3. You’re squeezing a springy rubber ball in your hand. If you push inward on it with a force of 1 N, it dents inward 2
mm. How far must you dent it before it pushes outward with a force of 5 N?
P.3
10 mm.
4. When you stand on a particular trampoline, its springy surface shifts downward 0.12 m. If you bounce on it so that
its surface shifts downward 0.30 m, how hard is it pushing up on you?
P.4
The trampoline is pushing upward on you with a force that is 2.5 times your weight.

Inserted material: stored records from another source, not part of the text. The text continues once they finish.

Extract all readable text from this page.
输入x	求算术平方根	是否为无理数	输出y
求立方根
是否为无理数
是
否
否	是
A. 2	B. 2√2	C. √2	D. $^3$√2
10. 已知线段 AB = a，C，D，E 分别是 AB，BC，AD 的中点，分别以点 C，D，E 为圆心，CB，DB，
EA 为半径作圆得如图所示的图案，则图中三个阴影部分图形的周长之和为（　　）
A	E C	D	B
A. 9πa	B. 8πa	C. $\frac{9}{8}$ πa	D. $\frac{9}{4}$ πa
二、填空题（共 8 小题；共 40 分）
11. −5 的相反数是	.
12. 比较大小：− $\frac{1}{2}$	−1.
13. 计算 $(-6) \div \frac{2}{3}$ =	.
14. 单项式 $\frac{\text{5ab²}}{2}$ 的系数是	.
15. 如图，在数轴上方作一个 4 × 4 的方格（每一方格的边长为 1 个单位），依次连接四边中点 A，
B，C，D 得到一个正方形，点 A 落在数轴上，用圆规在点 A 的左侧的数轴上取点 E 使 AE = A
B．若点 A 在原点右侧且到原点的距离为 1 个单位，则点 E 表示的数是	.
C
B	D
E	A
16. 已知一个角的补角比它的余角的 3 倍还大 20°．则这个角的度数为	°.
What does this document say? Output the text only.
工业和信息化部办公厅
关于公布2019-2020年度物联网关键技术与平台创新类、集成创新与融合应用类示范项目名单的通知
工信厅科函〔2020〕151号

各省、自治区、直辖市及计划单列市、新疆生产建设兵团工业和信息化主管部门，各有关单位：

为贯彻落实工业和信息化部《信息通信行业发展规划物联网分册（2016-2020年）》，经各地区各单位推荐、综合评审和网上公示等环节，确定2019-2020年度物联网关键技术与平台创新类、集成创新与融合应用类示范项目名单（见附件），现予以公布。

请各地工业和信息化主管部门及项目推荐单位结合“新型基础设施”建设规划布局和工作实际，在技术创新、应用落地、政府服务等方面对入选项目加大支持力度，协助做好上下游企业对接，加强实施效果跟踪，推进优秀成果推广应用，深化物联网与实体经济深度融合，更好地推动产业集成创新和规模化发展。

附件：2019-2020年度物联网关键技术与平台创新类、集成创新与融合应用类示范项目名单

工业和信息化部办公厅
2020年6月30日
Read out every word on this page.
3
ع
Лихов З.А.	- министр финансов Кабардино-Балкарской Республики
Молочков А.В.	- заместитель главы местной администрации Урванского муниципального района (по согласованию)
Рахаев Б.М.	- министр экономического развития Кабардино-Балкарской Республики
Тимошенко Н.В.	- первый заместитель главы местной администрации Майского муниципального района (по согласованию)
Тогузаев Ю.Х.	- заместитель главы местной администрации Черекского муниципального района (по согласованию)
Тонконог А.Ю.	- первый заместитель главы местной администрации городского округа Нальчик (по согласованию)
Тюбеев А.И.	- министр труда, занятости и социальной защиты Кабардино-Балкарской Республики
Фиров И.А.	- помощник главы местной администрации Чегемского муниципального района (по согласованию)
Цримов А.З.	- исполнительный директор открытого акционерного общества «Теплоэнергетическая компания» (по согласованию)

5. Engineers are trying to create artificial “gravity” in a ring-shaped space station by spinning it like a centrifuge. The
ring is 100 m in radius. How quickly must the space station turn in order to give the astronauts inside it apparent
weights equal to their real weights at the earth’s surface?
P.5
It must turn at about 31 m/s.
6. A satellite is orbiting the earth just above its surface. The centripetal force making the satellite follow a circular
trajectory is just its weight, so its centripetal acceleration is about 9.8 m/s 2 (the acceleration due to gravity near the
earth’s surface). If the earth’s radius is about 6375 km, how fast must the satellite be moving? How long will it take for
the satellite to complete one trip around the earth?
P.6
The satellite must be moving horizontally at about 7,900 m/s. It will complete its trip in about 5100
seconds or 84 minutes.
7. When you put water in a kitchen blender, it begins to travel in a 5-cm-radius circle at a speed of 1 m/s. How quickly
is the water accelerating?
P.7
20 m/s2.
8. In Problem 7, how hard must the sides of the blender push inward on 0.001 kg of the spinning water?
P.8
The blender must push inward on the water with a force of 0.02 newtons.